The result of this research could be compromised from a broad genetic diversity among selected germplasm. It seems that there is a high variation for FNP among evaluated genotypes. Genotypes with high TFY also showed high FNP with the exception of genotype Green majic with low TFY. To give attention to other traits in this genotype revealed that FL, FD and FNN were low that caused yield reduction. Fruit number was found to be more stable measure of productivity than fruit weight for cucumber [6].
For some genotypes, some traits were high and other traits were in low amount. This result confirms that consideration of few traits is not suitable way for selecting best genotypes. Because different traits have interaction between them, and direct and indirect effects of some traits make main traits such as fruit yield.
Some genotypes with highest TFY, showed slight PH and DN. It is clear that other traits such as FNP and FNN are more important than traits related to vegetative growth. FNP and FNN are the most important components of TFY in cucumber. Cramer and Wehner [27] studied four cucumber populations over two seasons and years. They found that fruit yield and its components such as number of branches per plant, number of different fruit size per plant and percentage of pistillate nodes differed between populations and environments. Some populations showed the highest amount of different traits as the lowest amount for other traits. For example, NCWBS population had a lower mean yield and poorer fruit quality and higher average fruit set. On the other hand, there was no difference between populations for some traits such as branch number and nodes per branch.
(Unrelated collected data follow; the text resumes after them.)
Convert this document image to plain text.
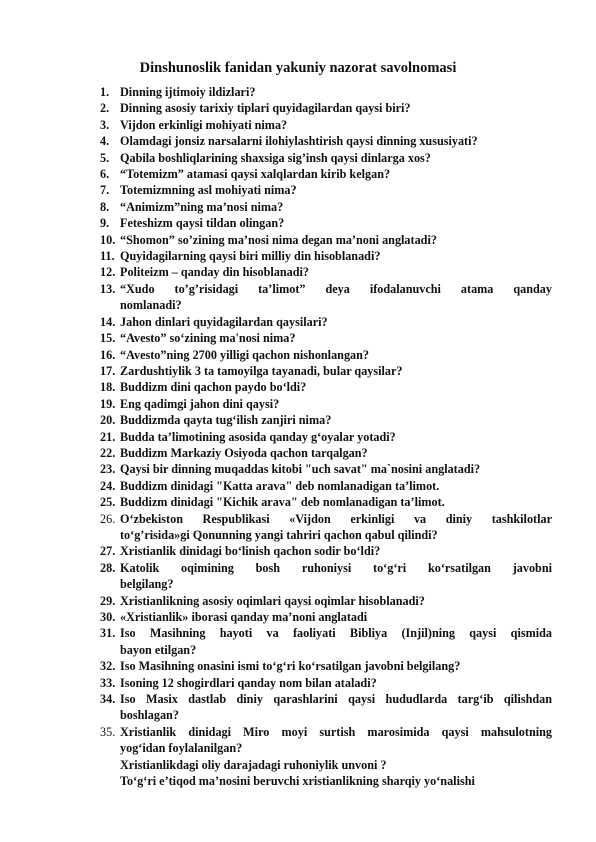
Dinshunoslik fanidan yakuniy nazorat savolnomasi
1. Dinning ijtimoiy ildizlari?
2. Dinning asosiy tarixiy tiplari quyidagilardan qaysi biri?
3. Vijdon erkinligi mohiyati nima?
4. Olamdagi jonsiz narsalarni ilohiylashtirish qaysi dinning xususiyati?
5. Qabila boshliqlarining shaxsiga sig’insh qaysi dinlarga xos?
6. “Totemizm” atamasi qaysi xalqlardan kirib kelgan?
7. Totemizmning asl mohiyati nima?
8. “Animizm”ning ma’nosi nima?
9. Feteshizm qaysi tildan olingan?
10. “Shomon” so’zining ma’nosi nima degan ma’noni anglatadi?
11. Quyidagilarning qaysi biri milliy din hisoblanadi?
12. Politeizm – qanday din hisoblanadi?
13. “Xudo to’g’risidagi ta’limot” deya ifodalanuvchi atama qanday
nomlanadi?
14. Jahon dinlari quyidagilardan qaysilari?
15. “Avesto” so‘zining ma'nosi nima?
16. “Avesto”ning 2700 yilligi qachon nishonlangan?
17. Zardushtiylik 3 ta tamoyilga tayanadi, bular qaysilar?
18. Buddizm dini qachon paydo bo‘ldi?
19. Eng qadimgi jahon dini qaysi?
20. Buddizmda qayta tug‘ilish zanjiri nima?
21. Budda ta’limotining asosida qanday g‘oyalar yotadi?
22. Buddizm Markaziy Osiyoda qachon tarqalgan?
23. Qaysi bir dinning muqaddas kitobi "uch savat" ma`nosini anglatadi?
24. Buddizm dinidagi "Katta arava" deb nomlanadigan ta’limot.
25. Buddizm dinidagi "Kichik arava" deb nomlanadigan ta’limot.
26. O‘zbekiston Respublikasi «Vijdon erkinligi va diniy tashkilotlar
to‘g’risida»gi Qonunning yangi tahriri qachon qabul qilindi?
27. Xristianlik dinidagi bo‘linish qachon sodir bo‘ldi?
28. Katolik oqimining bosh ruhoniysi to‘g‘ri ko‘rsatilgan javobni
belgilang?
29. Xristianlikning asosiy oqimlari qaysi oqimlar hisoblanadi?
30. «Xristianlik» iborasi qanday ma’noni anglatadi
31. Iso Masihning hayoti va faoliyati Bibliya (Injil)ning qaysi qismida
bayon etilgan?
32. Iso Masihning onasini ismi to‘g‘ri ko‘rsatilgan javobni belgilang?
33. Isoning 12 shogirdlari qanday nom bilan ataladi?
34. Iso Masix dastlab diniy qarashlarini qaysi hududlarda targ‘ib qilishdan
boshlagan?
35. Xristianlik dinidagi Miro moyi surtish marosimida qaysi mahsulotning
yog‘idan foylalanilgan?
Xristianlikdagi oliy darajadagi ruhoniylik unvoni ?
To‘g‘ri e’tiqod ma’nosini beruvchi xristianlikning sharqiy yo‘nalishi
The superior genotypes for fruit yield and its components could be used as superior genotypes in cucumber cultivation, and also can be recommended for fruit yield improvement, as a high yield parent in hybridization programs of cucumber. Gohar, Khasib-R2, Adrian-451, Nasim and Sina showed the highest amount of fruit yield and fruit number. On the other hand, the other traits also were high in these genotypes that emphasize on better use from environmental conditions such as high photosynthesis by large leaves and good vigor. Over all, these genotypes in view point of TFY could be high yield genotypes for its cultivation in Iran. Fan et al. [28] used from long-fruited (length: diameter ratio) and number of fruits for selecting the best genotypes in three cycles of phenotypic mass selection. There were significant differences detected among cycles of phenotypic selection. A positive response to three cycles of phenotypic selection was detected for length: diameter ratio.
Overall, there were high genetic variation between these genotypes and can be used for different aims in greenhouses and also in breeding programs.